Alice visited Kiambu and Murang’a Districts of Kenya for follow-up household surveys. The goal of this exercise was to understand how seasonal climatic change can influence household cooking energy choices and usage patterns. She conducted about 300 household questionnaires along two transects, and interviewed local stakeholders such as forest officers, firewood sellers and biomass stove producers.
Denise conducted a household waste characterization study in Santa Cruz de la Sierra, Bolivia. With the support of the local university UPSA and the municipal cleansing enterprise EMACRUZ, she coordinated a team of around 30 student volunteers to survey 105 households from different socioeconomic strata. This entailed daily waste collection, separation, weighing and analysis for 7 consecutive days. The results will elicit household waste generation rates across the city, which is an important input to a system dynamic model she develops.
Ei visited the Max Myanmar cement plant close to Naypyitaw, Myanmar. She collected data about the material and energy inputs and output for each of the production stages of cement production, from quarrying to final product. This information will be used to assess the environmental impacts of cement production through life cycle assessment (LCA).
Eric conducted household surveys in the Assin North District, Ghana to understand how cocoa certification affects the livelihood of smallholders. He collected 300 household surveys in 10 rural communities from certified and uncertified cocoa smallholders, as well as subsistence farmers not growing cocoa. Surveyed certified farmers had adopted different certification standards such as UTZ and Rainforest Alliance.
Helen conducted household surveys in Pyin Oo Lwin (Myanmar) to understand the benefits that green spaces offer to urban residents. She conducted 230 household surveys around five green spaces such as monasteries, a golf course and the National Botanical Gardens, as well as control areas in the city centre. These surveys captured, among others, the provisioning and cultural services that resident obtain from the green spaces, as well as how proximity to this spaces can reduce residents vulnerability to heat, drought, and air and noise pollution.
Robert visited the provinces of the Western Cape and the Gauteng in South Africa to interview experts about the current role of Information and Communication Technologies (ICTs) in the country’s food system.
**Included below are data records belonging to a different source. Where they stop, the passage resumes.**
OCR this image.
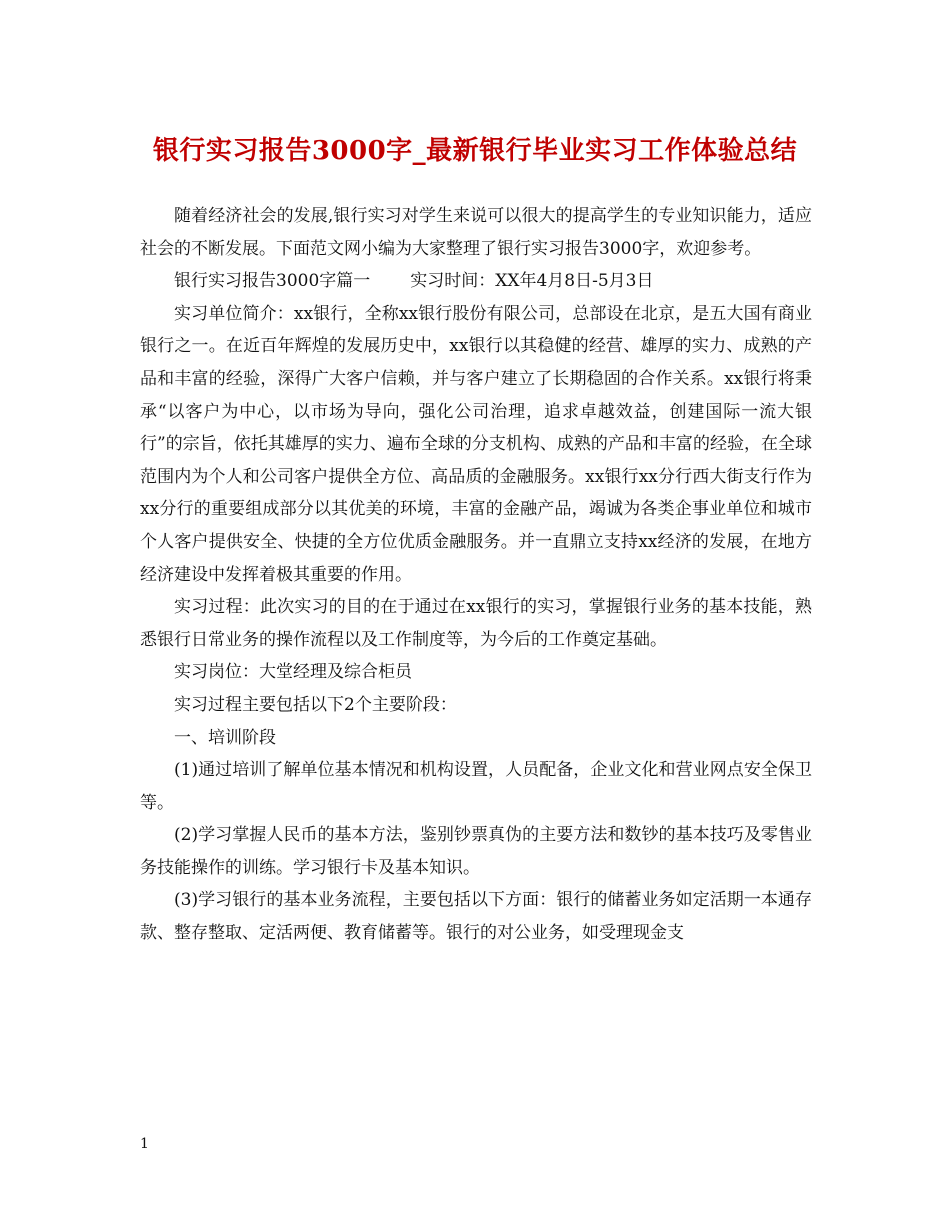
银行实习报告3000字_最新银行毕业实习工作体验总结

随着经济社会的发展,银行实习对学生来说可以很大的提高学生的专业知识能力，适应社会的不断发展。下面范文网小编为大家整理了银行实习报告3000字，欢迎参考。

银行实习报告3000字篇一 实习时间：XX年4月8日-5月3日

实习单位简介：xx银行，全称xx银行股份有限公司，总部设在北京，是五大国有商业银行之一。在近百年辉煌的发展历史中，xx银行以其稳健的经营、雄厚的实力、成熟的产品和丰富的经验，深得广大客户信赖，并与客户建立了长期稳固的合作关系。xx银行将秉承“以客户为中心，以市场为导向，强化公司治理，追求卓越效益，创建国际一流大银行”的宗旨，依托其雄厚的实力、遍布全球的分支机构、成熟的产品和丰富的经验，在全球范围内为个人和公司客户提供全方位、高品质的金融服务。xx银行xx分行西大街支行作为xx分行的重要组成部分以其优美的环境，丰富的金融产品，竭诚为各类企事业单位和城市个人客户提供安全、快捷的全方位优质金融服务。并一直鼎立支持xx经济的发展，在地方经济建设中发挥着极其重要的作用。

实习过程：此次实习的目的在于通过在xx银行的实习，掌握银行业务的基本技能，熟悉银行日常业务的操作流程以及工作制度等，为今后的工作奠定基础。

实习岗位：大堂经理及综合柜员

实习过程主要包括以下2个主要阶段：

一、培训阶段

(1)通过培训了解单位基本情况和机构设置，人员配备，企业文化和营业网点安全保卫等。

(2)学习掌握人民币的基本方法，鉴别钞票真伪的主要方法和数钞的基本技巧及零售业务技能操作的训练。学习银行卡及基本知识。

(3)学习银行的基本业务流程，主要包括以下方面：银行的储蓄业务如定活期一本通存款、整存整取、定活两便、教育储蓄等。银行的对公业务，如受理现金支

1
He interviewed 18 experts from academia, NGOs, local/national government and the food industry to understand the structure of the food system, as well as the drivers, barriers and challenges of ICT adoption in the South African food system. He also presented the preliminary results of a consumer survey he conducted last winter, to the local farmers of the Izindaba Zokudla (Lit. "Conversation about Food") during their monthly workshop in Soweto.
Vinamra visited Iban communities in Anap Muput Forest Management Unit, Bintulu division in Sarawak, Malaysia. These Iban communities traditionally live in longhouses and rely for their sustenance on shifting agriculture of hill rice, cash crops (e.g. pepper, oil palm) and the collection of various timber and non-timber forest products. To understand the effects of past and current commercial logging practices in the area, he carried out 63 household interviews in 9 villages located in the Takan and Malat clusters in and around the forest management unit operated by Zedtee Snd. Bdh.